Tried different finger placements and chord still doesn't sound right.

D D#dim C#7 F#m D

Ev'ry time I tried to tell you the words just came out wrong

D A E7 D A 

So I'll have to say I love you in a song.


----------



## Guest (Jul 30, 2016)




----------



## fredyfreeloader (Dec 11, 2010)

laristotle said:


>


I'll ask a dumb question, have you tried the other inversions of that formation at the 4th., 7th., and 10th. frets.

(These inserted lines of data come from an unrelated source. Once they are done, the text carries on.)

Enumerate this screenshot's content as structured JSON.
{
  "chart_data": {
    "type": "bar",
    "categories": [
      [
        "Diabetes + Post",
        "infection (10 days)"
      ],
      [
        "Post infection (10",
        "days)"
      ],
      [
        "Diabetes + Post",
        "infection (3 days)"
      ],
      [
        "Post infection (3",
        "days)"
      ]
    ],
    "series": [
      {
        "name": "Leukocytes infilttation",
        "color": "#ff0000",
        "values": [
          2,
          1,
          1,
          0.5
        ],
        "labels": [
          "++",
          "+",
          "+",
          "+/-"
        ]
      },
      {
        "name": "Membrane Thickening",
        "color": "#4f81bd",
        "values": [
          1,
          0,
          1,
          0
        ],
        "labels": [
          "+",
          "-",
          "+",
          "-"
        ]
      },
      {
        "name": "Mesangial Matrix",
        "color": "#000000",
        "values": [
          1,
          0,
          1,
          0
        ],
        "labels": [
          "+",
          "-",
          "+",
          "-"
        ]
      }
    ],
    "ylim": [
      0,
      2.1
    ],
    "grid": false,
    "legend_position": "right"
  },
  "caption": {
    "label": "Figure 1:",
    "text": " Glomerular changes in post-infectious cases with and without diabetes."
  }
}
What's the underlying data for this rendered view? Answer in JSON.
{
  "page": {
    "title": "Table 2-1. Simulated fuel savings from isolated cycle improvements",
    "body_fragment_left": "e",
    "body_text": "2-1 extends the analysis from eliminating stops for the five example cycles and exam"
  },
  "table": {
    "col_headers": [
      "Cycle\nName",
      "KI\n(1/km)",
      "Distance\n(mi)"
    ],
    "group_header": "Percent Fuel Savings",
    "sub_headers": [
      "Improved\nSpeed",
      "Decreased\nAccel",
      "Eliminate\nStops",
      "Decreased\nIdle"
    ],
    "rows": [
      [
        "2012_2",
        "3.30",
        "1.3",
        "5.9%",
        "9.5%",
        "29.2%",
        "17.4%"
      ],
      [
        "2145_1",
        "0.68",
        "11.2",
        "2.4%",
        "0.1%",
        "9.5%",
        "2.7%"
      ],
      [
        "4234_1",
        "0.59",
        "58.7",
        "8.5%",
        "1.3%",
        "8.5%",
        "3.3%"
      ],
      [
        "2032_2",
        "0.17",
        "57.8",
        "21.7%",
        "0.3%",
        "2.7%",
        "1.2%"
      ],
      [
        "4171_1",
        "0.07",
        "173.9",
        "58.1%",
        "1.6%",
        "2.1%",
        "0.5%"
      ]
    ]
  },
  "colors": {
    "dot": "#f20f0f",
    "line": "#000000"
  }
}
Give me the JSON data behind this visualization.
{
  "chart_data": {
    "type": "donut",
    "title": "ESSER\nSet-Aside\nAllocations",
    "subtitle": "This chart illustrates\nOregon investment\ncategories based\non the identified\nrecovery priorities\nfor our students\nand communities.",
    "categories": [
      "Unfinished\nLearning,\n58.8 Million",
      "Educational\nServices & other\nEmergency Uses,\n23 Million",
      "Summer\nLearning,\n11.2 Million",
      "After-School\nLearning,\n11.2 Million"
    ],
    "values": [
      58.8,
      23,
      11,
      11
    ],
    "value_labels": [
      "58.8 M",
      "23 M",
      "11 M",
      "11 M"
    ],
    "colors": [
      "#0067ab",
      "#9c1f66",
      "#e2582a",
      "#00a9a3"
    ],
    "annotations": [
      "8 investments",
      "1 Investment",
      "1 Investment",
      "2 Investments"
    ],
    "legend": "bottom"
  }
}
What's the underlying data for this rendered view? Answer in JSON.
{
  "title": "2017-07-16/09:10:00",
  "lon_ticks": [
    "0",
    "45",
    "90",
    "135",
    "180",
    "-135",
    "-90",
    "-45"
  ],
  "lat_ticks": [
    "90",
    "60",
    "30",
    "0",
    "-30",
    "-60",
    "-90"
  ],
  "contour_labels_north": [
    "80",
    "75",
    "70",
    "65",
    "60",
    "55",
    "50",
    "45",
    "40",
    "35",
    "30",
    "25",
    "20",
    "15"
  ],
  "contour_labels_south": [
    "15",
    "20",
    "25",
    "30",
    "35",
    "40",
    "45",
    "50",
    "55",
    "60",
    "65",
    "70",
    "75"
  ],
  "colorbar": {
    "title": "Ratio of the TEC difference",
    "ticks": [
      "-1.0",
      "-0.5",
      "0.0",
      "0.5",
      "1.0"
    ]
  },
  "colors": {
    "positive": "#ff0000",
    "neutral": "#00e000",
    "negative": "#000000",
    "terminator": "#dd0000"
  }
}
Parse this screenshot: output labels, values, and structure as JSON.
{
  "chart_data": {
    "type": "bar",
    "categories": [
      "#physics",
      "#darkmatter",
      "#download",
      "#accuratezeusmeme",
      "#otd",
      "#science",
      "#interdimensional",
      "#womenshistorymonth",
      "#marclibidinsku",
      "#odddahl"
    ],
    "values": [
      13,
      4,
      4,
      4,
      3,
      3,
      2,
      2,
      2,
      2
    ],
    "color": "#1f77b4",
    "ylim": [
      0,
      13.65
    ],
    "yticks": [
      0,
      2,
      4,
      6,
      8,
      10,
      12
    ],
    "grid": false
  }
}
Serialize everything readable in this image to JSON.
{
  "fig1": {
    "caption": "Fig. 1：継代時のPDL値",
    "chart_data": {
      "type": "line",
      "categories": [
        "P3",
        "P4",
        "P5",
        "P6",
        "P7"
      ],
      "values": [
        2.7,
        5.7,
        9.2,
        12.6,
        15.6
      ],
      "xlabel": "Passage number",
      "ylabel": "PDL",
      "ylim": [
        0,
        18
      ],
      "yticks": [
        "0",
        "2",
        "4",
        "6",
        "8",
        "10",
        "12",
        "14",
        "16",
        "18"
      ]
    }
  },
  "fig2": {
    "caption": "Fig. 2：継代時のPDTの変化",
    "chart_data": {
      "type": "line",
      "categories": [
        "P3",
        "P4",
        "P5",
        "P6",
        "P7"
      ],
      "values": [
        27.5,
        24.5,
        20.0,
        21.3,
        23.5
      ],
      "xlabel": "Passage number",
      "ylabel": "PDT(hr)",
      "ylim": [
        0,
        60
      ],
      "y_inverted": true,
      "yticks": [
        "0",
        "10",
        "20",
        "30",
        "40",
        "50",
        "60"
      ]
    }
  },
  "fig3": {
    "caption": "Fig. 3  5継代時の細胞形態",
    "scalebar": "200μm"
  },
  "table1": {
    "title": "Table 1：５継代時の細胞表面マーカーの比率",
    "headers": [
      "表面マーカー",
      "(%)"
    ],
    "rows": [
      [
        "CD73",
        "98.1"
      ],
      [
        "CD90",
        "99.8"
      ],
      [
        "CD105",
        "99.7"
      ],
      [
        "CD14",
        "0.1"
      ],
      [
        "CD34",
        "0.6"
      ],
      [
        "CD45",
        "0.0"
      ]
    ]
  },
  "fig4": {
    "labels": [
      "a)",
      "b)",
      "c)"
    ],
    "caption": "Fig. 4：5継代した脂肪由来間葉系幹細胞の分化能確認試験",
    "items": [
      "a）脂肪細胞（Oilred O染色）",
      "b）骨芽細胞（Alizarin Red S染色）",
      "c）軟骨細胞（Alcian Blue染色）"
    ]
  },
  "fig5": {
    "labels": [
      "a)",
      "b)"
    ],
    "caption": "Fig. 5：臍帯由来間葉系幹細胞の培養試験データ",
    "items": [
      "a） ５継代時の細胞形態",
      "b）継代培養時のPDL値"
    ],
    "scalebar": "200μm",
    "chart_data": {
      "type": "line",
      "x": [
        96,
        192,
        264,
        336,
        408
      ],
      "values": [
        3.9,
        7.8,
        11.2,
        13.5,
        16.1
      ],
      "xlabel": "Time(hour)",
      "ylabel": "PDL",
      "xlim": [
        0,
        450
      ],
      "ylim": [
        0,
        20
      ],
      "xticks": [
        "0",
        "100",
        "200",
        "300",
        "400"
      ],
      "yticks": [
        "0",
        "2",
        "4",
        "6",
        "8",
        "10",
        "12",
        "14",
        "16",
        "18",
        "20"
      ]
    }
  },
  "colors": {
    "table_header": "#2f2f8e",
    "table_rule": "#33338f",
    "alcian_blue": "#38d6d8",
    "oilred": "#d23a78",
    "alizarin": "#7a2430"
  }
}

I think you might find one that works.


----------



## Bastille day (Mar 2, 2014)

No, but I will try more options.

I don't have speakers or I would try to find an old video recording of the man himself.


----------



## Robert1950 (Jan 21, 2006)

From my handy dandy chord book - Eb dim (D# dim)


----------



## bw66 (Dec 17, 2009)

It's been years since I played that tune, but my instinct is to play an Ebm7: X6867X


----------



## Bastille day (Mar 2, 2014)

bw66 said:


> It's been years since I played that tune, but my instinct is to play an Ebm7: X6867X


Thanks for posting that Robert, I also tried bw66,s Ebm7: x6867x and it was the sound I was looking for.

Fort what it's worth, that E7 in the last line of the chorus sounds better as an E.

First part:

Amaj7 A6 C#m7 Bm7 E7 
Well, I know it's kind of late I hope i didn't wake you,

Amaj7 A6 C#m7 Bm7 E7
But what I got to say can't wait I know you'd understand


----------



## bw66 (Dec 17, 2009)

Try this voicing for the E7: 022130 

(Assuming you haven't already.)


----------



## Bastille day (Mar 2, 2014)

bw66 said:


> Try this voicing for the E7: 022130
> 
> (Assuming you haven't already.)


That x6867x works best for me as I can transition to the Cm#7 by simply sliding down 2 frets keeping the same formation and going to it from a bar fifth fret D chord is one fret up.


----------



## bw66 (Dec 17, 2009)

I meant for the E7 in the last line of the chorus.


----------



## Bastille day (Mar 2, 2014)

bw66 said:


> I meant for the E7 in the last line of the chorus.


Sorry I misunderstood you, I been using a plain E chord for that E7 despite what the tab had written.


----------